Yes, in the theistic evolution viewpoint, God was involved. A basic difference.
The point is that according to methodological naturalism (the proper way to do science), there is no way to distinguish between divinely ordained processes and natural processes alone. That's why the same theory is taught in both Christian and secular schools and why both Christians and atheists accept it.
No, once again, Christians do not accept any creationist viewpoint which eliminates God from creation and replaces Him with only, solely, totally, completely naturalistic mechanisms to create humanity.
Give an example.
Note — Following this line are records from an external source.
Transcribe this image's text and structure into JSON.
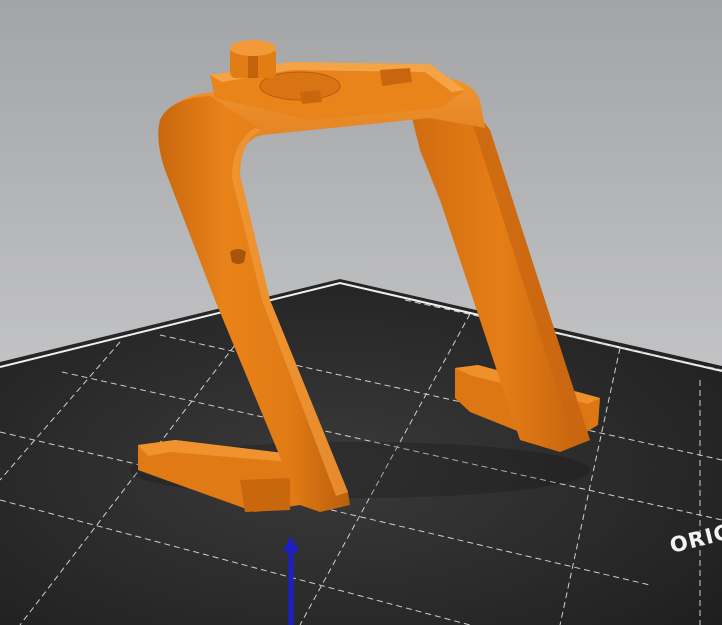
{
  "viewport": {
    "background_top": "#a7a8aa",
    "background_bottom": "#d4d5d7"
  },
  "bed": {
    "label": "ORIGINAL PRUSA",
    "surface_color": "#2b2b2b",
    "grid_color": "#d0d0d0",
    "edge_color": "#f2f2f2"
  },
  "model": {
    "color": "#e57e16",
    "shadow_color": "#a8540a",
    "highlight_color": "#f29a3a"
  },
  "axis": {
    "z_axis_color": "#1e1ec8",
    "icon": "z-axis-arrow-icon"
  }
}
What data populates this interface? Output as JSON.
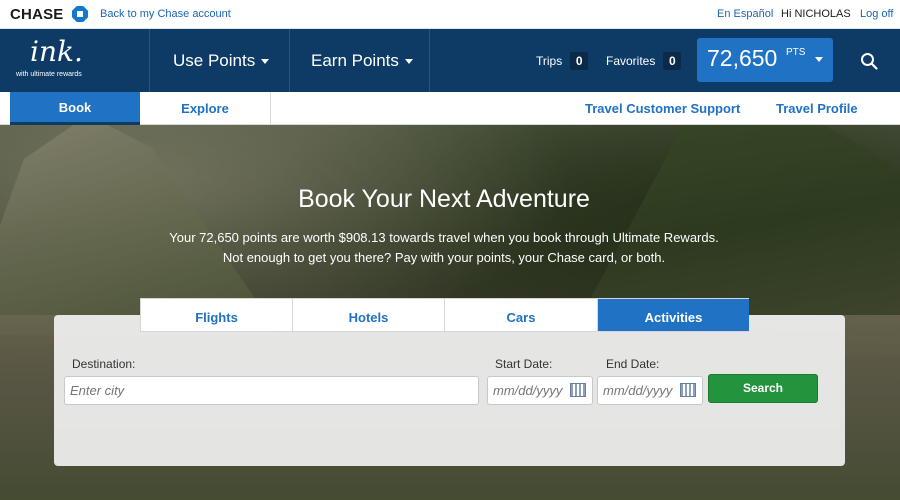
{
  "topbar": {
    "bank_name": "CHASE",
    "back_link": "Back to my Chase account",
    "language_link": "En Español",
    "greeting": "Hi NICHOLAS",
    "logoff_link": "Log off"
  },
  "brand": {
    "logo_text": "ink.",
    "tagline": "with ultimate rewards"
  },
  "mainnav": {
    "use_points": "Use Points",
    "earn_points": "Earn Points",
    "trips_label": "Trips",
    "trips_count": "0",
    "favorites_label": "Favorites",
    "favorites_count": "0",
    "points_value": "72,650",
    "points_unit": "PTS"
  },
  "subnav": {
    "book": "Book",
    "explore": "Explore",
    "support": "Travel Customer Support",
    "profile": "Travel Profile"
  },
  "hero": {
    "title": "Book Your Next Adventure",
    "line1": "Your 72,650 points are worth $908.13 towards travel when you book through Ultimate Rewards.",
    "line2": "Not enough to get you there? Pay with your points, your Chase card, or both."
  },
  "search": {
    "tabs": {
      "flights": "Flights",
      "hotels": "Hotels",
      "cars": "Cars",
      "activities": "Activities"
    },
    "active_tab": "Activities",
    "destination_label": "Destination:",
    "destination_placeholder": "Enter city",
    "start_label": "Start Date:",
    "start_placeholder": "mm/dd/yyyy",
    "end_label": "End Date:",
    "end_placeholder": "mm/dd/yyyy",
    "button": "Search"
  },
  "colors": {
    "nav_bg": "#0d3b66",
    "accent": "#1f72c4",
    "search_button": "#22943d",
    "chase_blue": "#117aca"
  },
  "icons": [
    "chase-octagon-icon",
    "caret-down-icon",
    "search-icon",
    "calendar-icon"
  ]
}
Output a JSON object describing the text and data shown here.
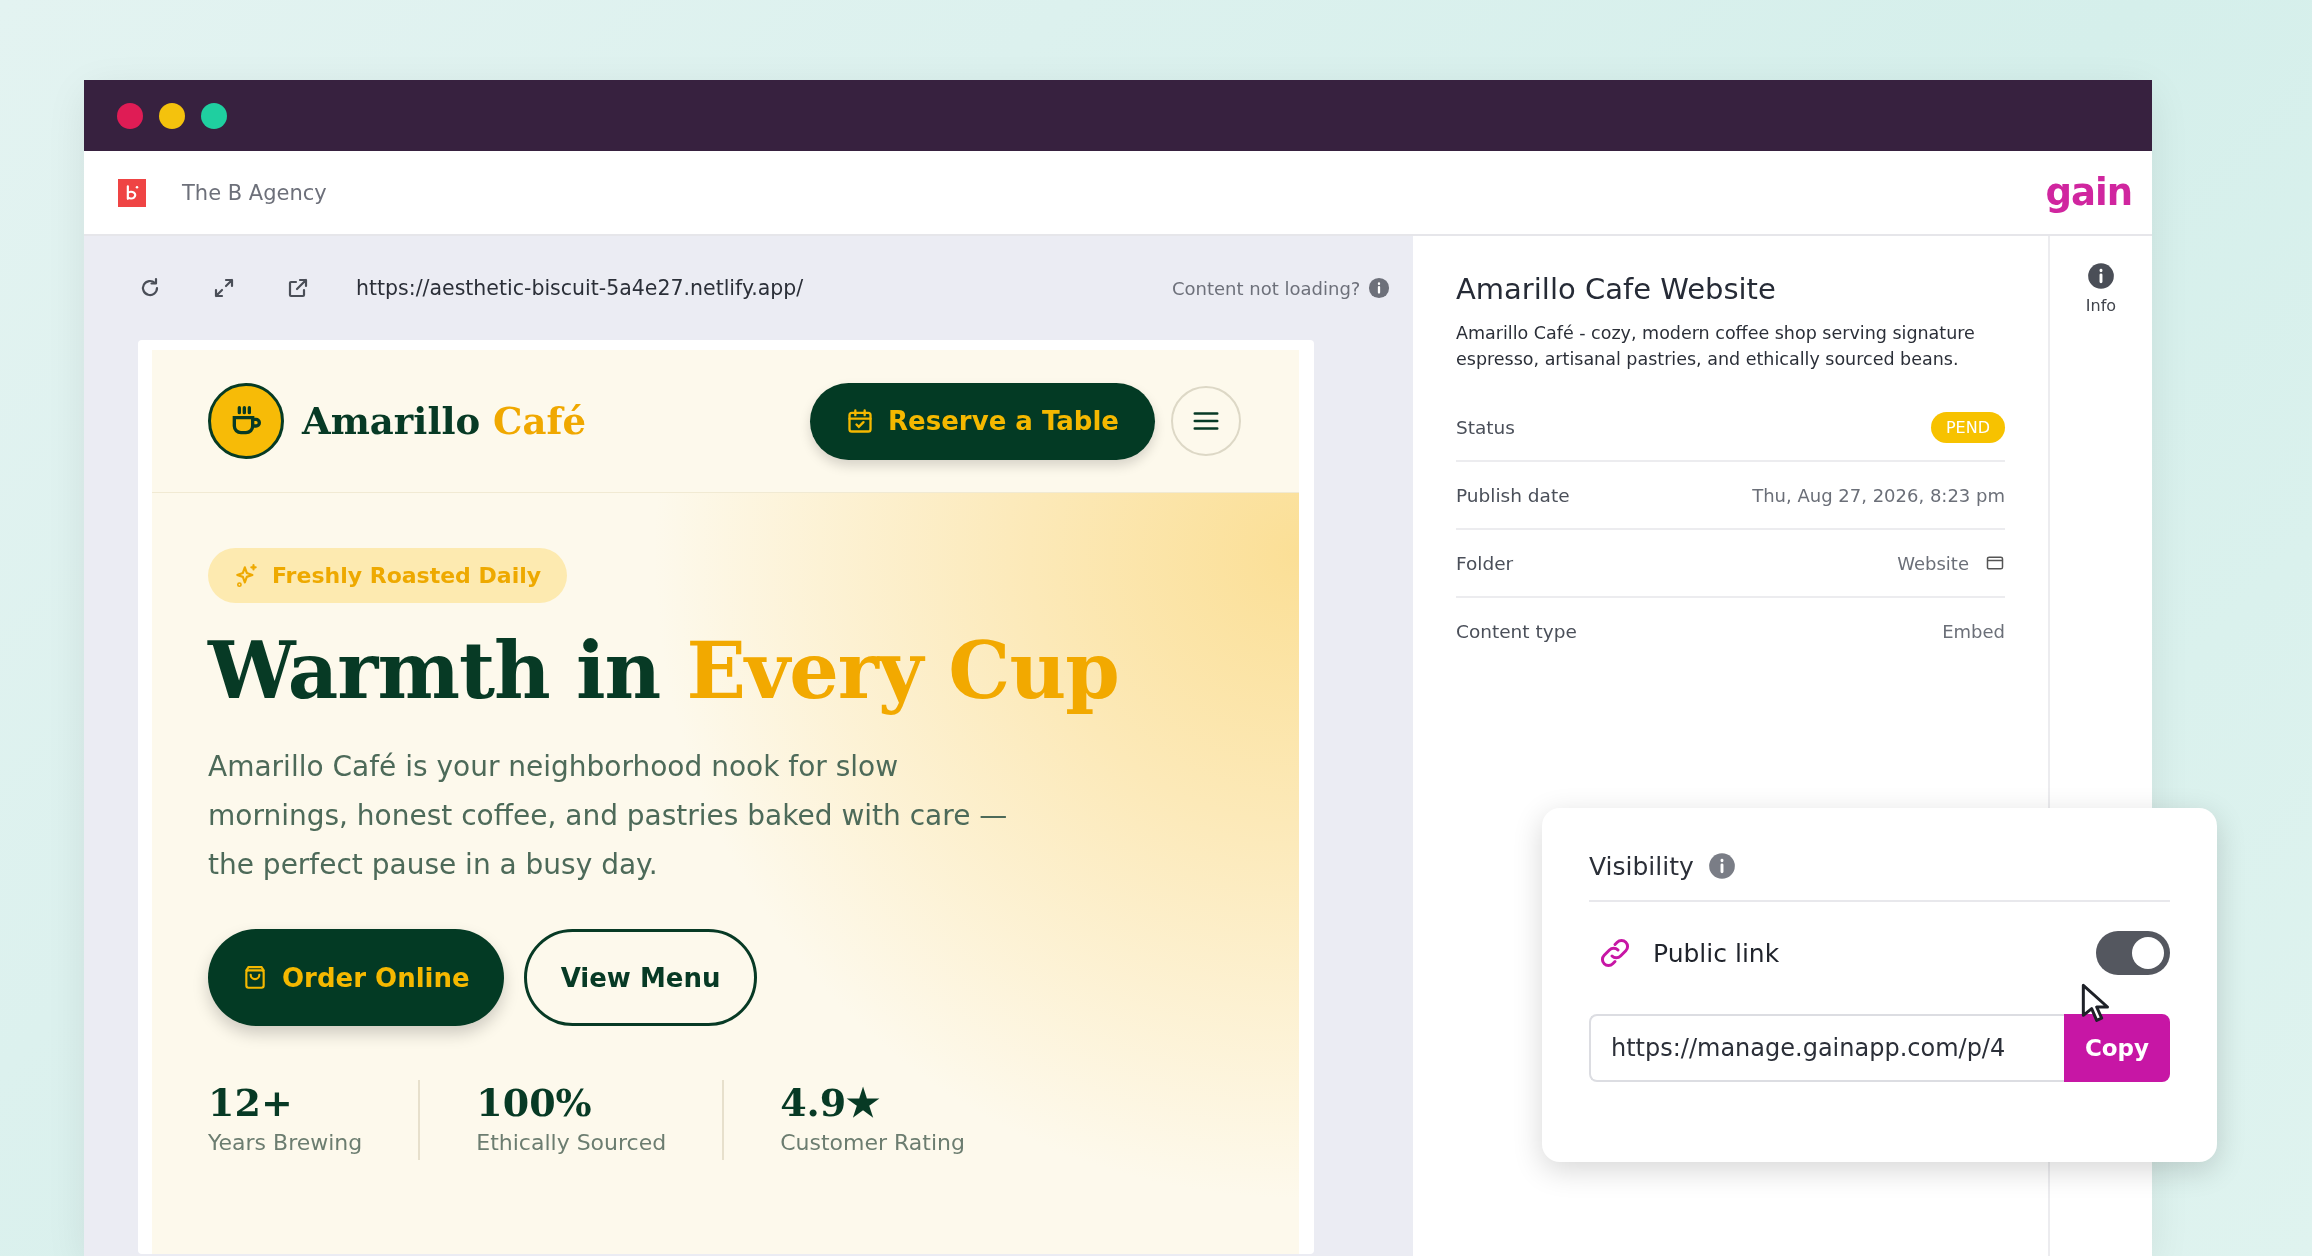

You don't even believe in two species of the same genus (crows and ravens) sharing an ancestor, something which even most creationists pass off as change within kind. Do you believe that the classic peppered moth example where the colour of the moths changed based on the colour of the substrate on which they lived represents evolution?
Moths are moths are moths. Peppered moths do not represent, nor explain, nor support, the atheistic worldview being taught in our classrooms of today. It takes a tremendous amount of faith to interpolate moths becoming...moths...to the myth of a single life form producing the infinitely complex and varied life we observe today through only, solely, completely, totally naturalistic processes.
Stop teaching moth based creation myths in school.